Wednesday, 12 June 2013

Back to Europe....

Our circumnavigation of Turkey draws to a close as we cross the Dardanelles to the Gallipoli peninsular and so leave Asia and return to Europe. It seems to have passed by in a flash but we have so many wonderful memories that I hope we can return and explore more. Like Croatia last year, this has been a revelation and preconceptions have been blasted out of the water by the reality. The Turks, from our experience, are a truly nice bunch of people, happy, welcoming, polite, helpful, fiercely proud of their country, sometimes child-like in their attitude to foreigners, hard working, willing to sell anything to earn money, resourceful and probably the worst drivers we've ever encountered. The roads are generally awful but will be good in 5 years (probably)
and farming seems inefficient. An endearing trait is the universal acceptance that the hard shoulder present on most roads must be used for any purpose other than the one for which it was intended; Parking on it is the main past-time, followed by: setting up your stall to sell fruit,vegetables,jams,honey and olives, placing your wheelie bins on for dustbin day and then not removing them when emptied, herding your goats ,sheep & cattle along, driving your car along towards oncoming traffic as you use it as a shortcut to work/home, undertaking slower moving traffic and especially at traffic lights ,using it to nip in front of slow off the mark lorries. On the subject of driving, in roadworks where one carriageway is closed and the other is used for both directions with cones separating the two lanes, it is commonplace for impatient drivers to overtake by dodging through the cones like a slalom trusting to Allah to see them safely back through when oncoming traffic appears.

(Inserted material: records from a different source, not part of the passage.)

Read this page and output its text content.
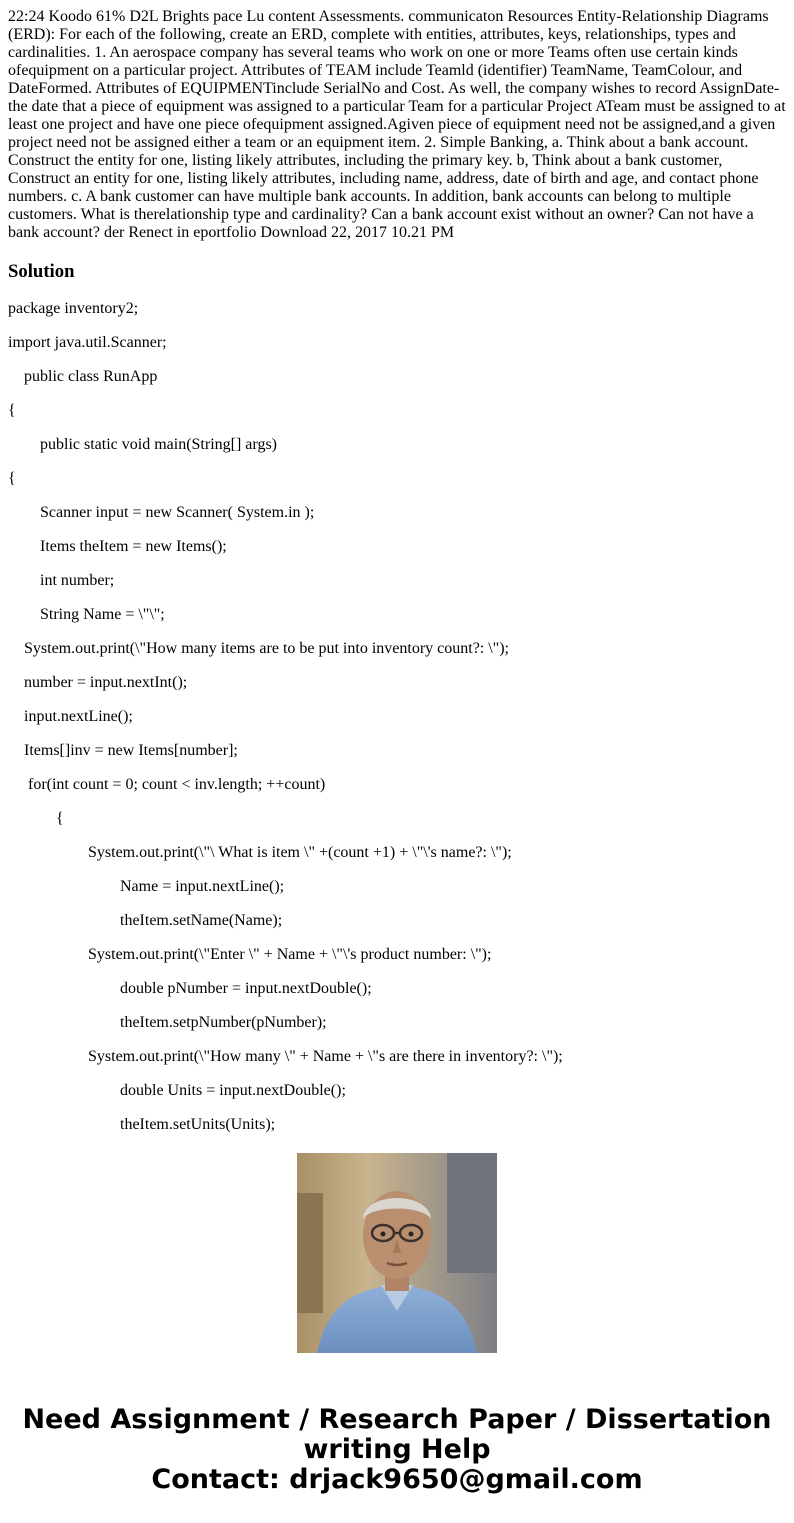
22:24 Koodo 61% D2L Brights pace Lu content Assessments. communicaton Resources Entity-Relationship Diagrams (ERD): For each of the following, create an ERD, complete with entities, attributes, keys, relationships, types and cardinalities. 1. An aerospace company has several teams who work on one or more Teams often use certain kinds ofequipment on a particular project. Attributes of TEAM include Teamld (identifier) TeamName, TeamColour, and DateFormed. Attributes of EQUIPMENTinclude SerialNo and Cost. As well, the company wishes to record AssignDate- the date that a piece of equipment was assigned to a particular Team for a particular Project ATeam must be assigned to at least one project and have one piece ofequipment assigned.Agiven piece of equipment need not be assigned,and a given project need not be assigned either a team or an equipment item. 2. Simple Banking, a. Think about a bank account. Construct the entity for one, listing likely attributes, including the primary key. b, Think about a bank customer, Construct an entity for one, listing likely attributes, including name, address, date of birth and age, and contact phone numbers. c. A bank customer can have multiple bank accounts. In addition, bank accounts can belong to multiple customers. What is therelationship type and cardinality? Can a bank account exist without an owner? Can not have a bank account? der Renect in eportfolio Download 22, 2017 10.21 PM

Solution

package inventory2;

import java.util.Scanner;

public class RunApp

{

public static void main(String[] args)

{

Scanner input = new Scanner( System.in );

Items theItem = new Items();

int number;

String Name = \"\";

System.out.print(\"How many items are to be put into inventory count?: \");

number = input.nextInt();

input.nextLine();

Items[]inv = new Items[number];

for(int count = 0; count < inv.length; ++count)

{

System.out.print(\"\ What is item \" +(count +1) + \"\'s name?: \");

Name = input.nextLine();

theItem.setName(Name);

System.out.print(\"Enter \" + Name + \"\'s product number: \");

double pNumber = input.nextDouble();

theItem.setpNumber(pNumber);

System.out.print(\"How many \" + Name + \"s are there in inventory?: \");

double Units = input.nextDouble();

theItem.setUnits(Units);

Need Assignment / Research Paper / Dissertation

writing Help

Contact: drjack9650@gmail.com
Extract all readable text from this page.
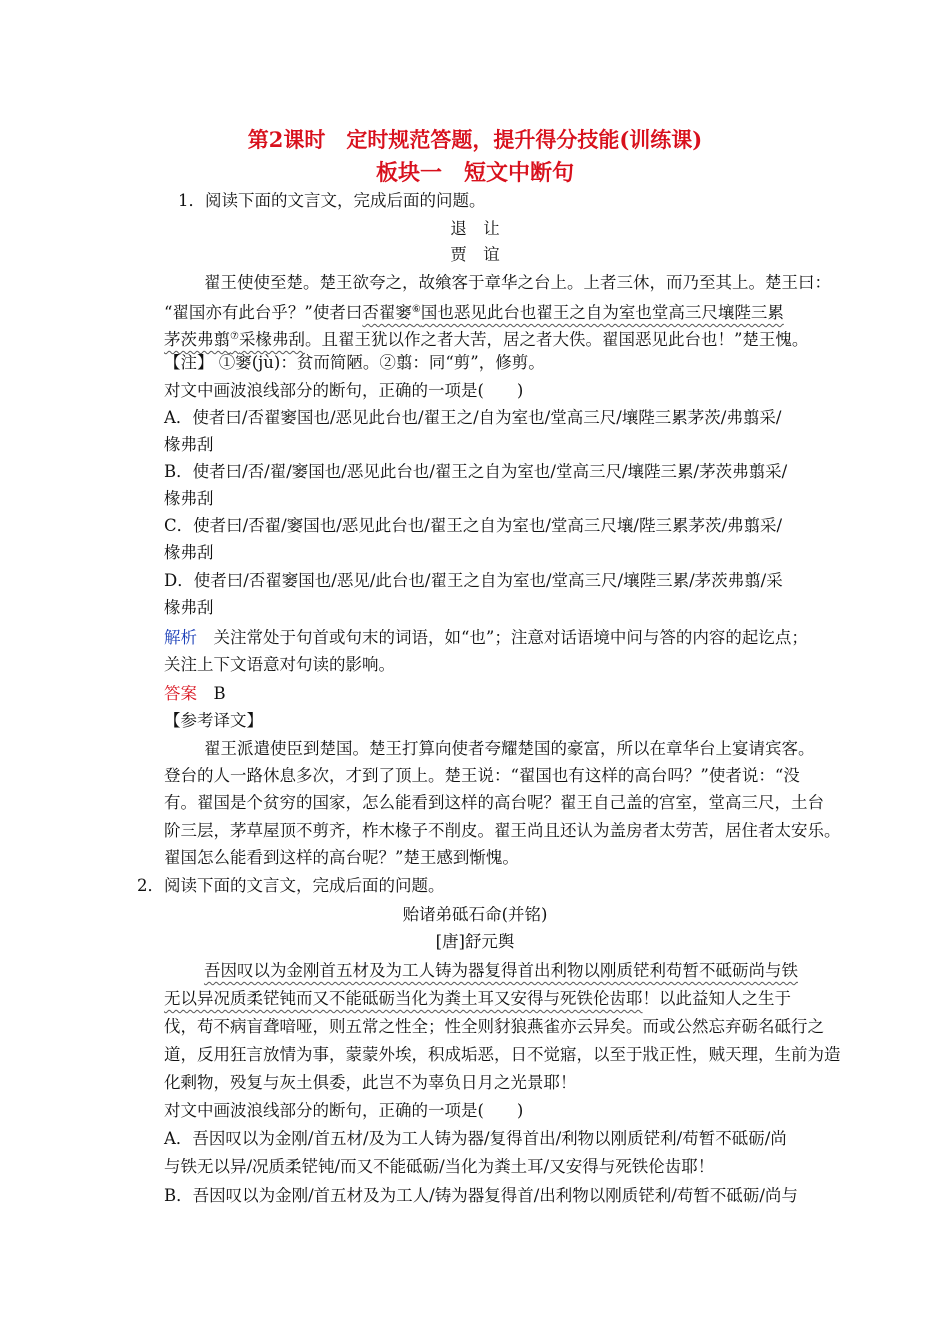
第2课时　定时规范答题，提升得分技能(训练课)
板块一　短文中断句
1．阅读下面的文言文，完成后面的问题。
退　让
贾　谊
翟王使使至楚。楚王欲夸之，故飨客于章华之台上。上者三休，而乃至其上。楚王曰：
“翟国亦有此台乎？”使者曰否翟窭⑥国也恶见此台也翟王之自为室也堂高三尺壤陛三累
茅茨弗翦⑦采椽弗刮。且翟王犹以作之者大苦，居之者大佚。翟国恶见此台也！”楚王愧。
【注】 ①窭(jù)：贫而简陋。②翦：同“剪”，修剪。
对文中画波浪线部分的断句，正确的一项是(　　)
A．使者曰/否翟窭国也/恶见此台也/翟王之/自为室也/堂高三尺/壤陛三累茅茨/弗翦采/
椽弗刮
B．使者曰/否/翟/窭国也/恶见此台也/翟王之自为室也/堂高三尺/壤陛三累/茅茨弗翦采/
椽弗刮
C．使者曰/否翟/窭国也/恶见此台也/翟王之自为室也/堂高三尺壤/陛三累茅茨/弗翦采/
椽弗刮
D．使者曰/否翟窭国也/恶见/此台也/翟王之自为室也/堂高三尺/壤陛三累/茅茨弗翦/采
椽弗刮
解析　关注常处于句首或句末的词语，如“也”；注意对话语境中问与答的内容的起讫点；
关注上下文语意对句读的影响。
答案　B
【参考译文】
翟王派遣使臣到楚国。楚王打算向使者夸耀楚国的豪富，所以在章华台上宴请宾客。
登台的人一路休息多次，才到了顶上。楚王说：“翟国也有这样的高台吗？”使者说：“没
有。翟国是个贫穷的国家，怎么能看到这样的高台呢？翟王自己盖的宫室，堂高三尺，土台
阶三层，茅草屋顶不剪齐，柞木椽子不削皮。翟王尚且还认为盖房者太劳苦，居住者太安乐。
翟国怎么能看到这样的高台呢？”楚王感到惭愧。
2．阅读下面的文言文，完成后面的问题。
贻诸弟砥石命(并铭)
[唐]舒元舆
吾因叹以为金刚首五材及为工人铸为器复得首出利物以刚质铓利苟暂不砥砺尚与铁
无以异况质柔铓钝而又不能砥砺当化为粪土耳又安得与死铁伦齿耶！以此益知人之生于
伐，苟不病盲聋喑哑，则五常之性全；性全则豺狼燕雀亦云异矣。而或公然忘弃砺名砥行之
道，反用狂言放情为事，蒙蒙外埃，积成垢恶，日不觉寤，以至于戕正性，贼天理，生前为造
化剩物，殁复与灰土俱委，此岂不为辜负日月之光景耶！
对文中画波浪线部分的断句，正确的一项是(　　)
A．吾因叹以为金刚/首五材/及为工人铸为器/复得首出/利物以刚质铓利/苟暂不砥砺/尚
与铁无以异/况质柔铓钝/而又不能砥砺/当化为粪土耳/又安得与死铁伦齿耶！
B．吾因叹以为金刚/首五材及为工人/铸为器复得首/出利物以刚质铓利/苟暂不砥砺/尚与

Scooters & mopeds carry impossible loads, 2 adults a child and a baby being quite normal and nobody but nobody wears a crash helmet. We saw a cow on the back of a tiny Suzuki flatbed truck, seemingly nonplussed by the experience as it was whizzed along, its halter being held the woman in the passenger seat, the only means of restraint. Donkeys regularly stand in the middle of the road, gazing into the distance, as tortoises amble slowly across busy carriageways.

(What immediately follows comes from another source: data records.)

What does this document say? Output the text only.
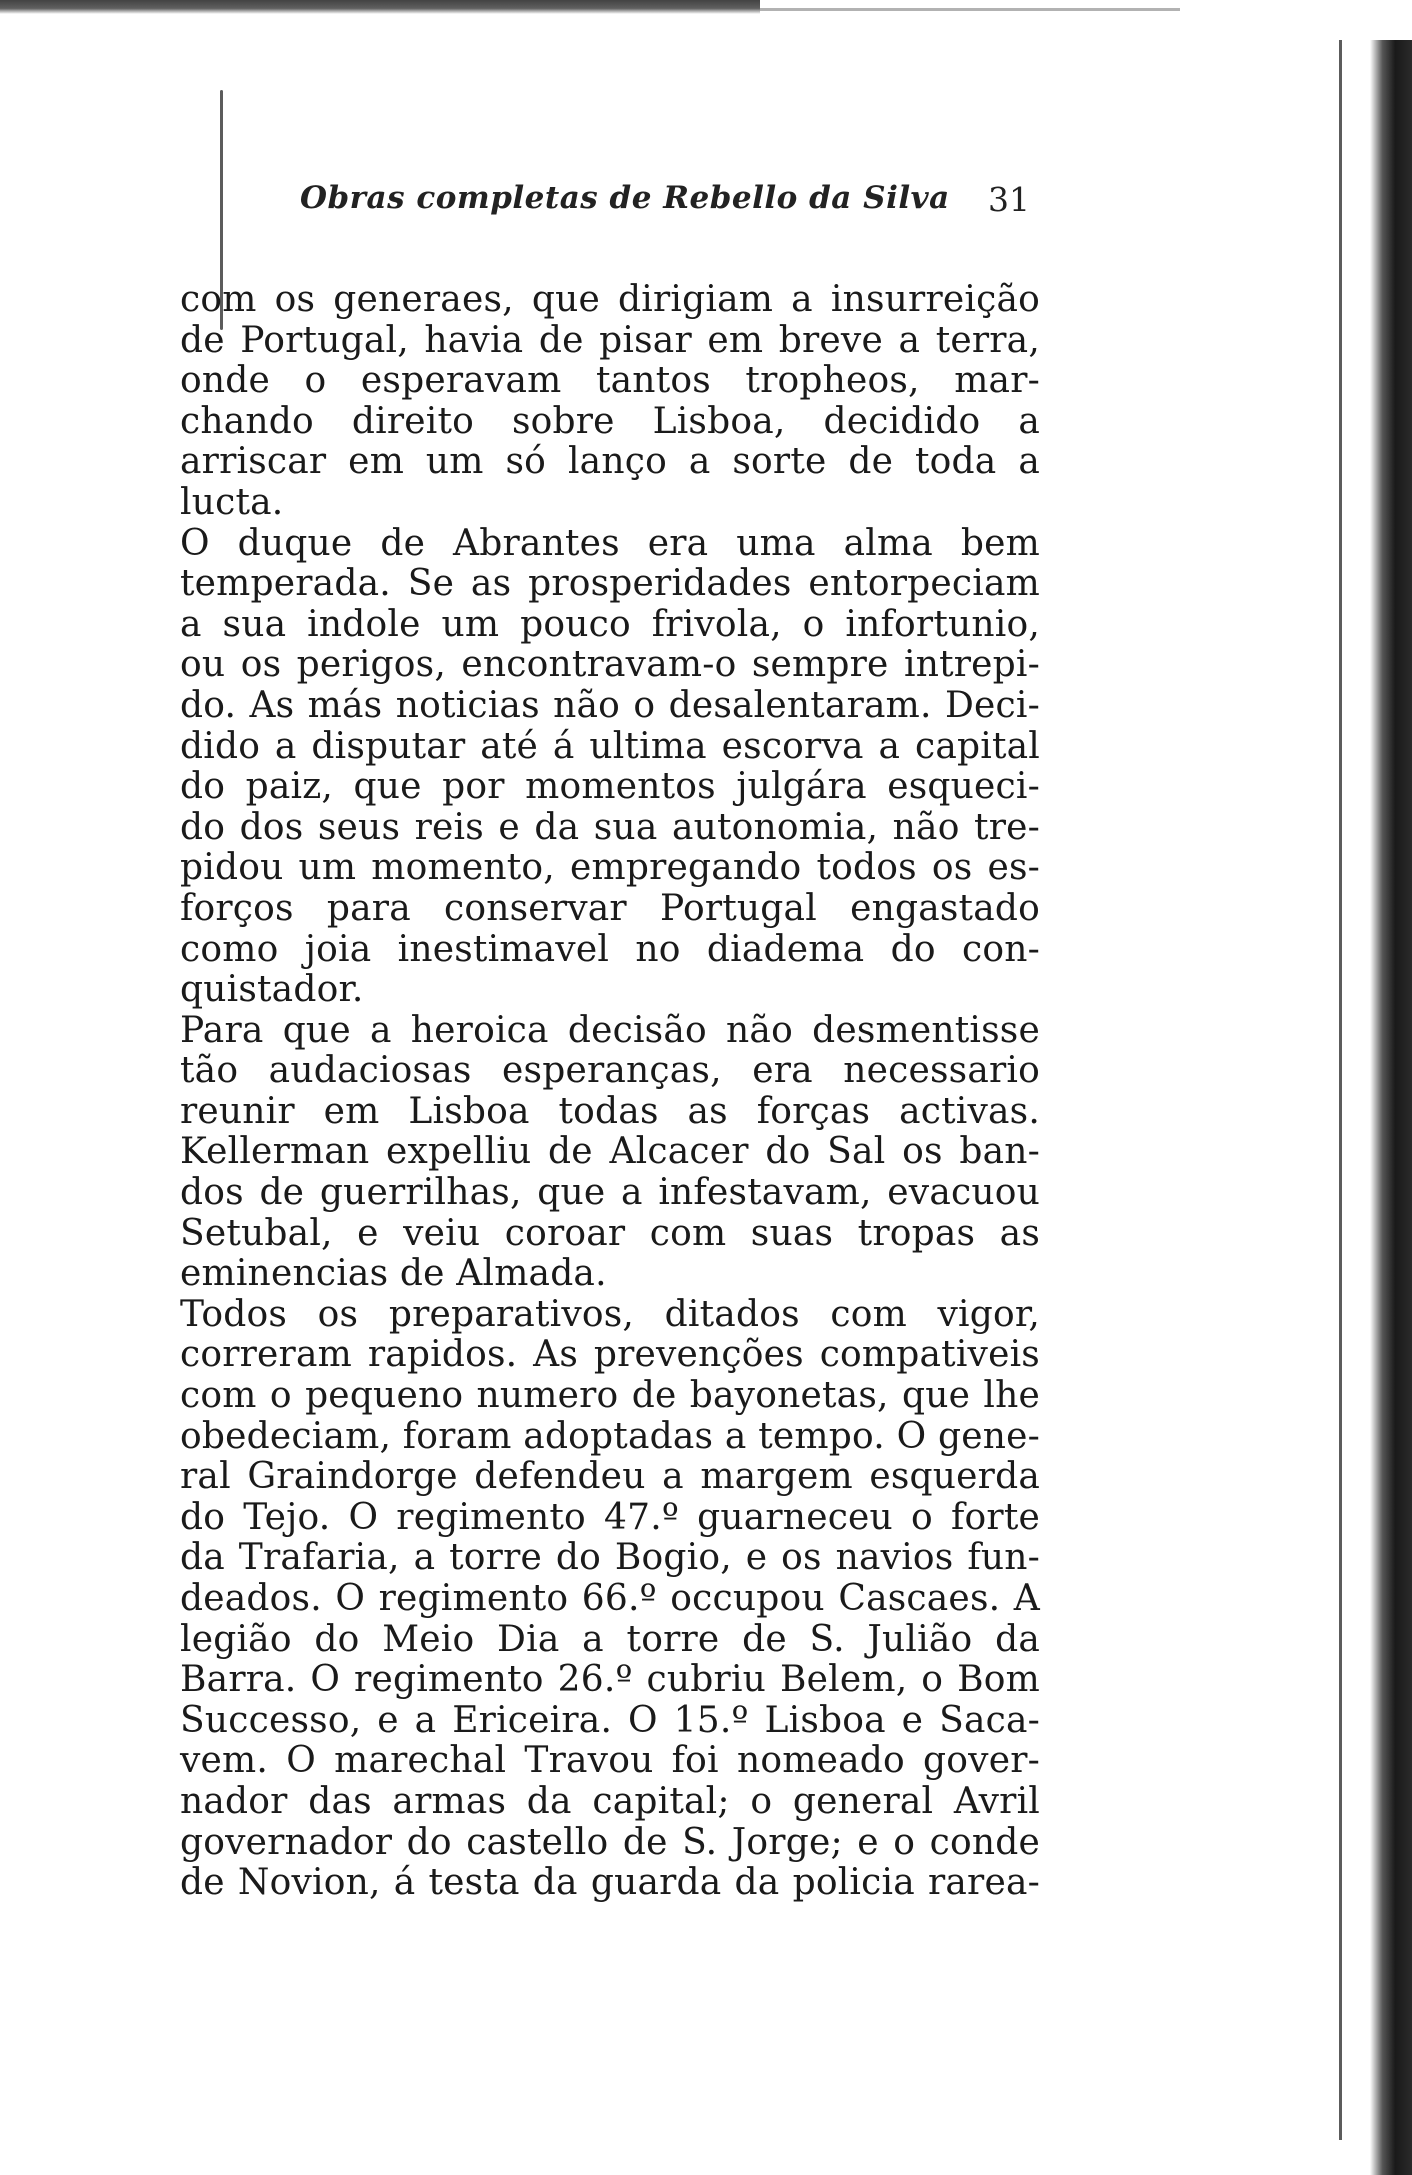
Obras completas de Rebello da Silva 31
com os generaes, que dirigiam a insurreição
de Portugal, havia de pisar em breve a terra,
onde o esperavam tantos tropheos, mar-
chando direito sobre Lisboa, decidido a
arriscar em um só lanço a sorte de toda a
lucta.
O duque de Abrantes era uma alma bem
temperada. Se as prosperidades entorpeciam
a sua indole um pouco frivola, o infortunio,
ou os perigos, encontravam-o sempre intrepi-
do. As más noticias não o desalentaram. Deci-
dido a disputar até á ultima escorva a capital
do paiz, que por momentos julgára esqueci-
do dos seus reis e da sua autonomia, não tre-
pidou um momento, empregando todos os es-
forços para conservar Portugal engastado
como joia inestimavel no diadema do con-
quistador.
Para que a heroica decisão não desmentisse
tão audaciosas esperanças, era necessario
reunir em Lisboa todas as forças activas.
Kellerman expelliu de Alcacer do Sal os ban-
dos de guerrilhas, que a infestavam, evacuou
Setubal, e veiu coroar com suas tropas as
eminencias de Almada.
Todos os preparativos, ditados com vigor,
correram rapidos. As prevenções compativeis
com o pequeno numero de bayonetas, que lhe
obedeciam, foram adoptadas a tempo. O gene-
ral Graindorge defendeu a margem esquerda
do Tejo. O regimento 47.º guarneceu o forte
da Trafaria, a torre do Bogio, e os navios fun-
deados. O regimento 66.º occupou Cascaes. A
legião do Meio Dia a torre de S. Julião da
Barra. O regimento 26.º cubriu Belem, o Bom
Successo, e a Ericeira. O 15.º Lisboa e Saca-
vem. O marechal Travou foi nomeado gover-
nador das armas da capital; o general Avril
governador do castello de S. Jorge; e o conde
de Novion, á testa da guarda da policia rarea-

Despite very hot temperatures, nothing seems to shut for lunch but are open early and stay open late.
Fuel stations abound and there are more brands than can be counted, all are attended service with obligatory windscreen washing thrown in and even a motorhome will be jet washed for a mere 5 lira ( less than £2) whilst you have a cup of tea, sometimes even that is free.. 3 vans stopped at a roadside cafe in the mountains with a terrace overhanging a stunning view and 5 teas including a refill and a can of iced tea came 10 lira ( under £3.50 ).

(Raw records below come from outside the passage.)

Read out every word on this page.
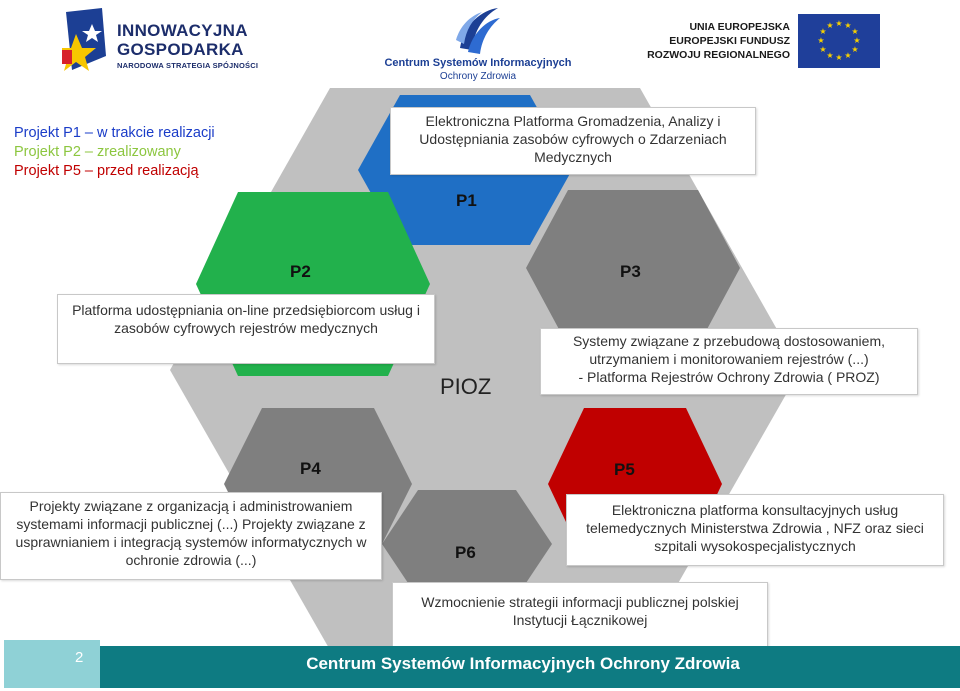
INNOWACYJNA
GOSPODARKA
NARODOWA STRATEGIA SPÓJNOŚCI	Centrum Systemów Informacyjnych
Ochrony Zdrowia
UNIA EUROPEJSKA
EUROPEJSKI FUNDUSZ
ROZWOJU REGIONALNEGO
★ ★
★
★
★
★
★
★
★
★
★
★
Projekt P1 – w trakcie realizacji
Projekt P2 – zrealizowany
Projekt P5 – przed realizacją
P1
P2	P3
P4	P5
P6
PIOZ
Elektroniczna Platforma Gromadzenia, Analizy i Udostępniania zasobów cyfrowych o Zdarzeniach Medycznych
Platforma udostępniania on-line przedsiębiorcom usług i zasobów cyfrowych rejestrów medycznych
Systemy związane z przebudową dostosowaniem,
utrzymaniem i monitorowaniem rejestrów (...)
- Platforma Rejestrów Ochrony Zdrowia ( PROZ)
Projekty związane z organizacją i administrowaniem systemami informacji publicznej (...) Projekty związane z usprawnianiem i integracją systemów informatycznych w ochronie zdrowia (...)
Elektroniczna platforma konsultacyjnych usług telemedycznych Ministerstwa Zdrowia , NFZ oraz sieci szpitali wysokospecjalistycznych
Wzmocnienie strategii informacji publicznej polskiej Instytucji Łącznikowej
2	Centrum Systemów Informacyjnych Ochrony Zdrowia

Beer , the local brew is Efes @ 5%, costs about 4 lira for a 500ml can or 6-8 lira in a bar for the same size.<
Wine is expensive and I have not bought any but the wines served with our meals have all been highly drinkable. Fresh fruit is abundant by the roadside and good value. Desserts are very sweet and sickly. Ice cream from street vendors has the consistency of bubblegum and is best avoided. The purchase of everything has to be haggled for, and even good quality jewellers don't have price tickets.
A thumbnail sketch.
So, drove to Cannakkale, where a chaotic landing stage is entered after having paid an arbitrary amount ( we paid a straight 50 lira but it ranged from a lucky 28 to a heavy 64) with half a dozen car ferries are lined up going to half a dozen different points on the peninsular and you are given no choice in the matter as you are directed to first one about to depart. They all land within about 10 miles of each other so its no big deal, just charmingly chaotic. Good campsite at Kabatepe on opposite side on the beach which has turtles which can be seen at night.
Next day tour of the Gallipoli beaches, cemeteries and monuments. Very instructive guide. Of course, everything is presented from the Turkish perspective of a great victory and one that cemented the reputation of Kemal Ataturk and the Turkish memorial is by far the most impressive and moving.
The allied memorial is quite low key( undergoing renovation unfortunately) and the cemeteries are standard war grave commission, well maintained and understated. On wed visited new local state of the art museum with simulation rooms offering 3d, imax-type 360 ° surround vision that was quite stunning with simultaneous English translation via headphones, describing all stages of the battle and ending with rousing vision of modern day turkey. We were the only 5 non.Turks.